Now that Daryl F. Gates has said he will retire as chief of the Los Angeles Police Department, what kind of person should replace him? And who? The Times asked current and former police chiefs, as well as experts on policing .
Pat Murphy,former police commissioner of New York and now director of the Police Policy Board of U.S. Conference of Mayors:
The new chief should be an experienced police administrator, and a creative one. The LAPD has been a good department, but maybe it's an in-bred department by now. There's a lot of talent in the police world today--a lot of outstanding chiefs--and maybe it's time for some fresh blood in Los Angeles.
The LAPD may not be up to speed with some of the innovative things happening around the country, such as what Commissioner Lee Brown is doing in New York. The style of community policing that he's developing is needed in every city--especially in Los Angeles.
I've always been very high on Pat Fitzsimon of Seattle, who's brought that department a long way. I'm very high on Peter Ronstadt, in Tucson, and Ruben Greenberg, in Charleston, S.C.
Some people who've left the LAPD are now chiefs. They're had the opportunity to spread their wings. There might be successor possibilities there. The chief in Long Beach, Lawrence Brinkley--I'm very impressed by him.
Hubert Williams,former police chief of Newark and now head of the Police Foundation in Washington:
I would think L.A. would be looking for a police chief who can deal with the cultural diversity of the city, someone who can unite the police department so that it's focused on dealing both with crime and public perceptions of the police.
The city has to choose between a candidate who has the potential to be a good chief and a candidate who has a demonstrable track record. L.A. has got some really fine, capable assistant chiefs and deputy chiefs. They come with the asset of knowing the police department and the community. (But) the issue of culture, the perspectives developed about policing, may be somewhat of an inhibiting factor for police officers coming up under the Los Angeles model--if the objective is to change the model.
Robert Burgreen, police chief of San Diego:
In today's police work, the chief of police has to be in touch with the community. In a city the size of Los Angeles, that means a lot of community outreach. A chief who believes in and exercises community outreach on a personal level--that would be the No. 1 job requirement.
A chief who also maintains regular contact with the officers on the street, so that the chief knows what the officers are thinking and doing and the problems they are having--that is equally important.

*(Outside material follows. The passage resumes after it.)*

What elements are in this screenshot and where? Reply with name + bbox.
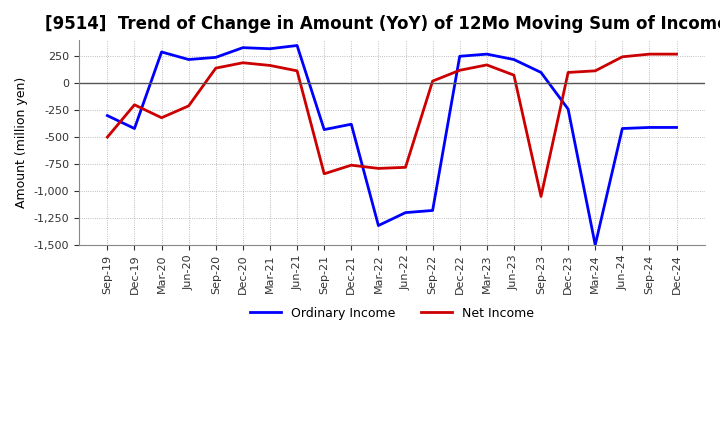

William Rathburn,police chief of Dallas and formerly a deputy chief with the LAPD:
The (next chief) will need instant credibility with all segments of the community and the support of the people in the department. It'll take a chief with the courage to initiate dramatic changes in the LAPD, in its basic philosophy, in its procedures and in its key personnel. The new chief must be able to end the polarization within the community over police issues and to bring the LAPD and the community together in a partnership to solve problems.
Eduardo Gonzales, deputy director of the Metro Dade Police Department:
Someone with a track record in community-oriented policing is needed. You have to find police chiefs who are willing to implement this policing concept, which is to provide for as much input as you can from the people you're serving.
I've thought my boss, Fred Taylor, would be good as L.A.'s chief. The Miami Herald had two names listed: Peter Ronstadt, chief of Tucson, and Bill Bratton, chief of New York Transit Police.
One of the problems is that most people perceive the L.A. job as one where the guy who replaces Gates will be an agent of change. But such people generally last only two or three years.
James Lasley,associate professor of criminal justice, Cal State Fullerton:
His replacement should be someone from inside the department. There's no city like Los Angeles. It's pretty naive for people to think that a person can come in and, in five years, change things in the department.
I feel Assistant Chief Robert L. Vernon is the best candidate. He's always been community-minded, although all the religion stuff got in the way. He's the one who implemented team policing, which was the first and most progressive community-based policing program in the nation. He devised "Operation Cul-de-sac" which is probably the foremost inner-city policing strategy that's out right now, the most progressive.